Benefits and Opportunities

The primary benefits to individual business people coming onboard under a brand name as opposed to going alone as a one-off entity are numerous. According to the Harvard Business Review about 75% of all new enterprises fail. Franchising takes a large portion of risk away. The failure rate for franchising is likely the inverse of that number because of already being equipped with a known brand, the trademarks, the operational manuals and the processes. There is also have the benefit of learning about what the existing franchisor and franchisees have gone through in their experiences.

“Franchisors and franchisees made many mistakes along the way before becoming successful and getting to where we are at now. New franchisees don’t have to trudge through those same mistakes,” advises DeHart. “If you start a business without a franchise system, you are going to go through a lot of growing pains.”
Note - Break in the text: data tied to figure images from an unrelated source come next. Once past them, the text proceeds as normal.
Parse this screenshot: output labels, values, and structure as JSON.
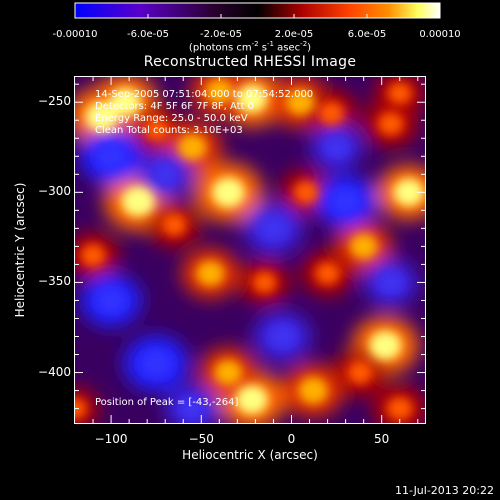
{
  "colorbar": {
    "ticks": [
      "-0.00010",
      "-6.0e-05",
      "-2.0e-05",
      "2.0e-05",
      "6.0e-05",
      "0.00010"
    ],
    "label_main": "(photons cm",
    "label_exp1": "-2",
    "label_mid": " s",
    "label_exp2": "-1",
    "label_end": " asec",
    "label_exp3": "-2",
    "label_close": ")",
    "range": [
      -0.0001,
      0.0001
    ]
  },
  "info": {
    "time_range": "14-Sep-2005 07:51:04.000 to 07:54:52.000",
    "detectors": "Detectors: 4F 5F 6F 7F 8F, Att 0",
    "energy": "Energy Range: 25.0 - 50.0 keV",
    "clean": "Clean     Total counts: 3.10E+03",
    "peak": "Position of Peak = [-43,-264]"
  },
  "chart_data": {
    "type": "heatmap",
    "title": "Reconstructed RHESSI Image",
    "xlabel": "Heliocentric X (arcsec)",
    "ylabel": "Heliocentric Y (arcsec)",
    "xlim": [
      -120,
      74
    ],
    "ylim": [
      -428,
      -236
    ],
    "xticks": [
      -100,
      -50,
      0,
      50
    ],
    "yticks": [
      -250,
      -300,
      -350,
      -400
    ],
    "xtick_labels": [
      "−100",
      "−50",
      "0",
      "50"
    ],
    "ytick_labels": [
      "−250",
      "−300",
      "−350",
      "−400"
    ],
    "colormap": [
      "#0000ff",
      "#5a00c8",
      "#2b0030",
      "#000000",
      "#aa0000",
      "#ff4000",
      "#ff9000",
      "#ffff60",
      "#ffffff"
    ],
    "blobs": [
      {
        "x": -105,
        "y": -258,
        "v": 1.0
      },
      {
        "x": -92,
        "y": -250,
        "v": 0.9
      },
      {
        "x": -75,
        "y": -265,
        "v": 0.55
      },
      {
        "x": -55,
        "y": -275,
        "v": 0.75
      },
      {
        "x": -22,
        "y": -248,
        "v": 0.9
      },
      {
        "x": -40,
        "y": -244,
        "v": 0.7
      },
      {
        "x": 5,
        "y": -250,
        "v": 0.75
      },
      {
        "x": 22,
        "y": -256,
        "v": 0.6
      },
      {
        "x": 55,
        "y": -262,
        "v": 0.6
      },
      {
        "x": 60,
        "y": -245,
        "v": 0.5
      },
      {
        "x": -85,
        "y": -305,
        "v": 1.0
      },
      {
        "x": -65,
        "y": -318,
        "v": 0.55
      },
      {
        "x": -35,
        "y": -300,
        "v": 1.0
      },
      {
        "x": 8,
        "y": -300,
        "v": 0.55
      },
      {
        "x": 40,
        "y": -330,
        "v": 0.7
      },
      {
        "x": 65,
        "y": -300,
        "v": 0.85
      },
      {
        "x": -110,
        "y": -335,
        "v": 0.55
      },
      {
        "x": -45,
        "y": -345,
        "v": 0.7
      },
      {
        "x": -15,
        "y": -350,
        "v": 0.5
      },
      {
        "x": 20,
        "y": -345,
        "v": 0.55
      },
      {
        "x": -22,
        "y": -415,
        "v": 0.95
      },
      {
        "x": -35,
        "y": -400,
        "v": 0.7
      },
      {
        "x": 12,
        "y": -410,
        "v": 0.8
      },
      {
        "x": 52,
        "y": -385,
        "v": 0.95
      },
      {
        "x": 38,
        "y": -400,
        "v": 0.6
      },
      {
        "x": 60,
        "y": -420,
        "v": 0.6
      },
      {
        "x": -120,
        "y": -420,
        "v": 0.45
      },
      {
        "x": -100,
        "y": -280,
        "v": -0.85
      },
      {
        "x": -70,
        "y": -290,
        "v": -0.6
      },
      {
        "x": -10,
        "y": -320,
        "v": -0.75
      },
      {
        "x": 30,
        "y": -305,
        "v": -0.8
      },
      {
        "x": 55,
        "y": -350,
        "v": -0.6
      },
      {
        "x": -100,
        "y": -360,
        "v": -0.8
      },
      {
        "x": -75,
        "y": -395,
        "v": -0.9
      },
      {
        "x": -5,
        "y": -380,
        "v": -0.7
      },
      {
        "x": 25,
        "y": -275,
        "v": -0.55
      },
      {
        "x": -55,
        "y": -420,
        "v": -0.6
      }
    ]
  },
  "timestamp": "11-Jul-2013 20:22"
}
Individuals who may be considering a venture into the franchising realm have a number of different resources to engage, including the CFA website, which contains various tutorials and newsletters. There is also the Franchise Canada magazine, which comes out every other month both in print and online. The website is another medium where people can explore the various franchising opportunities to investigate concepts and brands. Last but not least the Franchise Canada Show is an excellent opportunity for members of the public to get a first-hand look at what franchising is all about. It is held at Exhibition Place in Toronto on October 13 and 14 as well as Vancouver’s Convention Centre on November 3 and 4 and provides the public with an opportunity to meet face-to-face with franchisors and also attend seminars on such things as legal and finance aspects of the business.

DeHart would like to see stronger recognition from the federal and provincial governments about the powerful engine of franchising.

“What we have realized at the CFA in the last two years is that we need a seat at the table as an industry. We represent a huge amount of the economy so I want to make sure that everybody is well educated on what franchising entails and the influence it has on this country.”